A team led by researchers at Meituan's LongCat division, Tsinghua University and the University of Hong Kong has open-sourced OScaR, a KV cache quantization framework that runs attention at INT2 (2-bit) while staying within roughly a point of full-precision accuracy — and cuts decode-time memory by 5.3x versus a BF16 FlashDecoding-v2 baseline. The paper, "OScaR: The Occam's Razor for Extreme KV Cache Quantization in LLMs and Beyond" (arXiv:2605.19660), ships with CUDA kernels and is targeted squarely at the memory bottleneck that dominates long-context and multimodal serving.
What OScaR actually does
The KV cache — the stored keys and values every token attends to — grows linearly with context length and is the single largest consumer of GPU memory during decode. OScaR (Omni-Scaled Canalized Rotation) attacks the hardest part of compressing it: Token Norm Imbalance, where a handful of tokens carry outsized magnitude and blow up quantization error at low bit-widths.

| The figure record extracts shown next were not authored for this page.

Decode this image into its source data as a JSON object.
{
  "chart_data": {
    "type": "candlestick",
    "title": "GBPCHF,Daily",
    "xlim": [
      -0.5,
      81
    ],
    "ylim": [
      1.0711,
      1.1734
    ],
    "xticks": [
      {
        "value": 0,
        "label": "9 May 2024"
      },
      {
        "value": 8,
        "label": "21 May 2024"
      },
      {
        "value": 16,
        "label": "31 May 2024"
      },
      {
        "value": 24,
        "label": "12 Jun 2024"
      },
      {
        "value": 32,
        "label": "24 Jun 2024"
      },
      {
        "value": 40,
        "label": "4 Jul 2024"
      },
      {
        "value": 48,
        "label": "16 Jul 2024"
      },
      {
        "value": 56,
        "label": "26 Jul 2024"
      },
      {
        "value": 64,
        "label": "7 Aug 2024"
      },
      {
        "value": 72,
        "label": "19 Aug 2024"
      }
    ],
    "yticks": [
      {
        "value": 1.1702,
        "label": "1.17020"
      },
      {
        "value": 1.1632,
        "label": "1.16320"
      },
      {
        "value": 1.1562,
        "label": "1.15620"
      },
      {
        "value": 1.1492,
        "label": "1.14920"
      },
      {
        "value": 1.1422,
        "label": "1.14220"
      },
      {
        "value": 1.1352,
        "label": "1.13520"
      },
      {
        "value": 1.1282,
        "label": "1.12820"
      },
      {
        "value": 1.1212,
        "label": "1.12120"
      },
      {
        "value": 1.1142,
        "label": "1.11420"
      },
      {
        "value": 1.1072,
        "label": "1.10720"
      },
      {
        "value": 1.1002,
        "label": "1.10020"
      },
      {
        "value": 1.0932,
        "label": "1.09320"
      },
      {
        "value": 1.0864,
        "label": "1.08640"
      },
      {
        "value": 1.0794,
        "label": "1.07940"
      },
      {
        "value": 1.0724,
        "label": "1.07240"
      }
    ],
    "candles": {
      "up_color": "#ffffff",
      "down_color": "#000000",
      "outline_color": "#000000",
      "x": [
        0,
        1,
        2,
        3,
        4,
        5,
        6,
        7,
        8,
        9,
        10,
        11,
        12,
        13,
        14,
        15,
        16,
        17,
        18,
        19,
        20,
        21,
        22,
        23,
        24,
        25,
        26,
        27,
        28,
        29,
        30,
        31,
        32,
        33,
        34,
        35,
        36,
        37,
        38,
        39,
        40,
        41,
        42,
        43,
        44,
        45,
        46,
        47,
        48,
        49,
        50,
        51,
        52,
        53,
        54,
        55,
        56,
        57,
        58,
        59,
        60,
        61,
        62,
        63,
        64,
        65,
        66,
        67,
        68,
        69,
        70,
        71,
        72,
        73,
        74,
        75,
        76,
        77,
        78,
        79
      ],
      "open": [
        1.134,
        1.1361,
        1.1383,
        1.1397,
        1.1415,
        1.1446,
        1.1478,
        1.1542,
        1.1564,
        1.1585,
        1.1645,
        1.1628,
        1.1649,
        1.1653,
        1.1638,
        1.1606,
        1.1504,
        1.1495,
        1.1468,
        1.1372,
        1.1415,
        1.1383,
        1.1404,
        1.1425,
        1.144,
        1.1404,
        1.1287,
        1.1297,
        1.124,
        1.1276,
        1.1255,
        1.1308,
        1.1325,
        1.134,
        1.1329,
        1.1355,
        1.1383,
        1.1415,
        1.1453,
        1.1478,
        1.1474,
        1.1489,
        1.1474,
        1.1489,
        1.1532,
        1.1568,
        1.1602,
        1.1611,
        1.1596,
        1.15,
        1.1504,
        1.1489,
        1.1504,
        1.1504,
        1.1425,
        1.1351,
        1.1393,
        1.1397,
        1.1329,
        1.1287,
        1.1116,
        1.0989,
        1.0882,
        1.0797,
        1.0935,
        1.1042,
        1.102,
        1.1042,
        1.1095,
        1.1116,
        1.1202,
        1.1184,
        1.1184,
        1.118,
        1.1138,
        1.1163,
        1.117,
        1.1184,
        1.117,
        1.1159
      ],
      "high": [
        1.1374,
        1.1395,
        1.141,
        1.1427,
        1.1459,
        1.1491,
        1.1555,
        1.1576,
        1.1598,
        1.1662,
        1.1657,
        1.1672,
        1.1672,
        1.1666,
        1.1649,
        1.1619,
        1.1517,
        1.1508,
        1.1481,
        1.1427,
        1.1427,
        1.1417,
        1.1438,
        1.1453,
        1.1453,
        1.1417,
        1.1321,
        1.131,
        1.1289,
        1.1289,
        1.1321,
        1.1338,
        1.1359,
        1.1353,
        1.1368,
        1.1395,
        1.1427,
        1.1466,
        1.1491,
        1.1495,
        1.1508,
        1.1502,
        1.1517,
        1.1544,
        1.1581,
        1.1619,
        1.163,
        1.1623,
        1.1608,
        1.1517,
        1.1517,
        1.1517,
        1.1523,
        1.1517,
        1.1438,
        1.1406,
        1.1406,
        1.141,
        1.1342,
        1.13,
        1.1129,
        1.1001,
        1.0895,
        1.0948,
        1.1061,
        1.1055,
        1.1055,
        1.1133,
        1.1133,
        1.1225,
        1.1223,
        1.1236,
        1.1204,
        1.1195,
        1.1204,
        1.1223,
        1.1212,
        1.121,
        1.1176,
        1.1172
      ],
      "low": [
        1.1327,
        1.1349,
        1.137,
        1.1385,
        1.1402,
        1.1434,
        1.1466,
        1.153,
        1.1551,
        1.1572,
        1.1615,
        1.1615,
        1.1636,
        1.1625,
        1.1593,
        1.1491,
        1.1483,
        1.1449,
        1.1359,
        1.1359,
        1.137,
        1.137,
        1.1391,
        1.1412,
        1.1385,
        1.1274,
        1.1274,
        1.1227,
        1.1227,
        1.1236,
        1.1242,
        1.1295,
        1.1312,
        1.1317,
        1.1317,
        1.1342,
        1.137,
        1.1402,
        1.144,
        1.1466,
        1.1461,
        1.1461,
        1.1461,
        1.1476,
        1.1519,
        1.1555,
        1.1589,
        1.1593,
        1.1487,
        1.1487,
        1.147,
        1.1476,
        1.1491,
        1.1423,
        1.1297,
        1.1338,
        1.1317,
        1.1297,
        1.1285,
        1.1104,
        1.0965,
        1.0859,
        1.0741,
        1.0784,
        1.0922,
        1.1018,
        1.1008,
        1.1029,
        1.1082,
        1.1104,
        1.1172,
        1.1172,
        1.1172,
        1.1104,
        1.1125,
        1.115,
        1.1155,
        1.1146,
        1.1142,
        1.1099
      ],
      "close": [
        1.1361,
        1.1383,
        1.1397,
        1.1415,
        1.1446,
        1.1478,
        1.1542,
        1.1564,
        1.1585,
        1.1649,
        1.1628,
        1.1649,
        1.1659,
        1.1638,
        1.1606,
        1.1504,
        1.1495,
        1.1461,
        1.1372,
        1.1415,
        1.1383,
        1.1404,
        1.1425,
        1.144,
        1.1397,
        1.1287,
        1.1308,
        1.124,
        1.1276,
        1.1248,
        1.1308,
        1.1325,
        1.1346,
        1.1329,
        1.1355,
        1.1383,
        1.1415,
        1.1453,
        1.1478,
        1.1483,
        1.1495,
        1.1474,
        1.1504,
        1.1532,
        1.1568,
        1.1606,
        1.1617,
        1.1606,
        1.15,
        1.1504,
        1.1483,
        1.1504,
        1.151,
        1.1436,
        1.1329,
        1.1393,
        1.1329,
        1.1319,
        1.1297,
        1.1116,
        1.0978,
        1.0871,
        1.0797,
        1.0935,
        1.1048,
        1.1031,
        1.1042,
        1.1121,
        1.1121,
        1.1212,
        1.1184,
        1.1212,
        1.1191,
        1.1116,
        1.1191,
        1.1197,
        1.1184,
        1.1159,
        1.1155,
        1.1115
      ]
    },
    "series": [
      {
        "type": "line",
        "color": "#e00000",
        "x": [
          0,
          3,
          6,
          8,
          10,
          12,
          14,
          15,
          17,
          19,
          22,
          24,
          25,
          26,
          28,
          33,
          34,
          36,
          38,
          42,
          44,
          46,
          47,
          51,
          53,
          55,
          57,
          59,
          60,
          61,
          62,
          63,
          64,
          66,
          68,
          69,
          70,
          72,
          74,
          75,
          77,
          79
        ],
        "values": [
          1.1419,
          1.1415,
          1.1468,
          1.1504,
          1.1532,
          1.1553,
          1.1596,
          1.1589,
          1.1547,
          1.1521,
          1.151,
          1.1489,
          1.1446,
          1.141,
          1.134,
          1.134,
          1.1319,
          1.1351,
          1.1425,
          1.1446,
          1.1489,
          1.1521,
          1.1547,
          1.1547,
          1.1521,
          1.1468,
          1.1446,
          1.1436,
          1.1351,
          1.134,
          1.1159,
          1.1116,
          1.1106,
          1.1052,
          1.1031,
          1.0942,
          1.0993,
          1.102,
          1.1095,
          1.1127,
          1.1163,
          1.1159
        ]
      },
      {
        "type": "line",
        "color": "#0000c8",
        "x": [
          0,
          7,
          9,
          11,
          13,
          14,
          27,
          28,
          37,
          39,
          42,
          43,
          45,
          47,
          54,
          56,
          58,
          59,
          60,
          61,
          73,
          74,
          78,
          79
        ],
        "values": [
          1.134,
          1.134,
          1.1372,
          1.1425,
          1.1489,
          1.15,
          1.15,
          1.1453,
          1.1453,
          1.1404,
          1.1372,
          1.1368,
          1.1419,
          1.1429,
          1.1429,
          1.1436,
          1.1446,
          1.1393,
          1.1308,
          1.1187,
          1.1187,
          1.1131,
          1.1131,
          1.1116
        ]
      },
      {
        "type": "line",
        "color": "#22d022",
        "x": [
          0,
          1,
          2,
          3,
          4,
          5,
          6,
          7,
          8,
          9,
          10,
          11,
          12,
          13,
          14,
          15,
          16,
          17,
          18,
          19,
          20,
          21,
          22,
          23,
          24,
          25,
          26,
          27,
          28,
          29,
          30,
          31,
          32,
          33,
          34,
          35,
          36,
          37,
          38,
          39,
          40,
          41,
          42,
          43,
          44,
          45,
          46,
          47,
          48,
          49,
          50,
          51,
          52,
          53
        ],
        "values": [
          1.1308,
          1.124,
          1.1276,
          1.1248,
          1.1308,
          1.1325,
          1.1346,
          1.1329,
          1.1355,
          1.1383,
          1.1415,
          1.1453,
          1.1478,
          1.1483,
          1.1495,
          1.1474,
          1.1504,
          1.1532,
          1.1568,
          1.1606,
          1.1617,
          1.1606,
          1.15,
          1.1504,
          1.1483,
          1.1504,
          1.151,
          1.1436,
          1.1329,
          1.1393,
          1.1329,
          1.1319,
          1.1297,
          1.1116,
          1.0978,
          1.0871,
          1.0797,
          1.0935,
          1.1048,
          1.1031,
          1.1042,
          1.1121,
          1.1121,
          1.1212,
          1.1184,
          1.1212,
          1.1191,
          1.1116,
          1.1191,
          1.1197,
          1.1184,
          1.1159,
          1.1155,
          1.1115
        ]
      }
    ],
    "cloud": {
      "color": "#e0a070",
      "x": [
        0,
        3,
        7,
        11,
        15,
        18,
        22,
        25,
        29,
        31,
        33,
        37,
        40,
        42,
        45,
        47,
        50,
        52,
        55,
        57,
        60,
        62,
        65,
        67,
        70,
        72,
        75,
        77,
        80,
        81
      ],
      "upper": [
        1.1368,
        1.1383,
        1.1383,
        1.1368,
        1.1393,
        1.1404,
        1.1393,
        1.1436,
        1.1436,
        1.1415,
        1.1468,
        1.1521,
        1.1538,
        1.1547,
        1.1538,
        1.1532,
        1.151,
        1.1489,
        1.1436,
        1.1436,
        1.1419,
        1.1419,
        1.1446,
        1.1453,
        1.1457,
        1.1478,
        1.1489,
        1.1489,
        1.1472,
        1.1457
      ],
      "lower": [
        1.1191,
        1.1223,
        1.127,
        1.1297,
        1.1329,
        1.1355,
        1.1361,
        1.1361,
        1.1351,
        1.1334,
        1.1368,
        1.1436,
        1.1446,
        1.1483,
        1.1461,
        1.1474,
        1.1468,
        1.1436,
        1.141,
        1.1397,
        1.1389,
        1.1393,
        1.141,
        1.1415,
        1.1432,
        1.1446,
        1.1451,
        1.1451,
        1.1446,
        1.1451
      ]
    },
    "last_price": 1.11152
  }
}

It's a deliberately minimal, two-step pipeline. Canalized Rotation applies a fast Hadamard transform (O(d log d), not O(d²)) to redistribute outlier channel energy, and Omni-Token Scaling does sequence-level normalization to balance token norms. Keys are quantized per-channel, values per-token, with a 128-token residual window kept at higher precision. Critically, it's training-free and calibration-free — no fine-tuning pass, no dataset curation.
The numbers
Measured against BF16 FlashDecoding-v2 on Qwen3-8B at a 128K context length on an H20 GPU, OScaR reports up to 3.0x decoding speedup, 5.3x memory reduction, and 4.1x throughput. On accuracy, it tops every competing 2-bit method on LongBench-E — 41.75% versus the second-best (OTT) at 40.74% on Llama-3.1-8B, against a 43.57% 16-bit baseline — while beating KIVI, QuaRot and TurboQuant+. On Needle-in-a-Haystack it actually edges the FP16 baseline, 96.5% to 96.0%. The kernels build on HadaCore and BitDecoding and run on GPU Tensor Cores.
The "and Beyond" in the title matters for builders: the authors validate it not just on text LLMs but on multimodal (LLaVA-v1.6, Qwen3-VL-4B/8B) and omni-modal models (Qwen3-Omni-30B-A3B), where KV pressure is worse.
Why it matters for builders
HBM is scarce and expensive, and KV cache — not weights — is what caps concurrent sessions and context length on a serving node. A drop-in, training-free method that quarters KV memory lets you serve longer contexts or fatter batches on the same Hopper-class GPUs, directly improving tokens-per-dollar. The fact that this comes out of Meituan's production LongCat team, not a pure-research lab, signals it was built against real serving economics. With code public, the practical question is integration cost into vLLM/SGLang-style stacks — but for anyone running long-context inference at scale, 2-bit KV cache just got a credible reference implementation.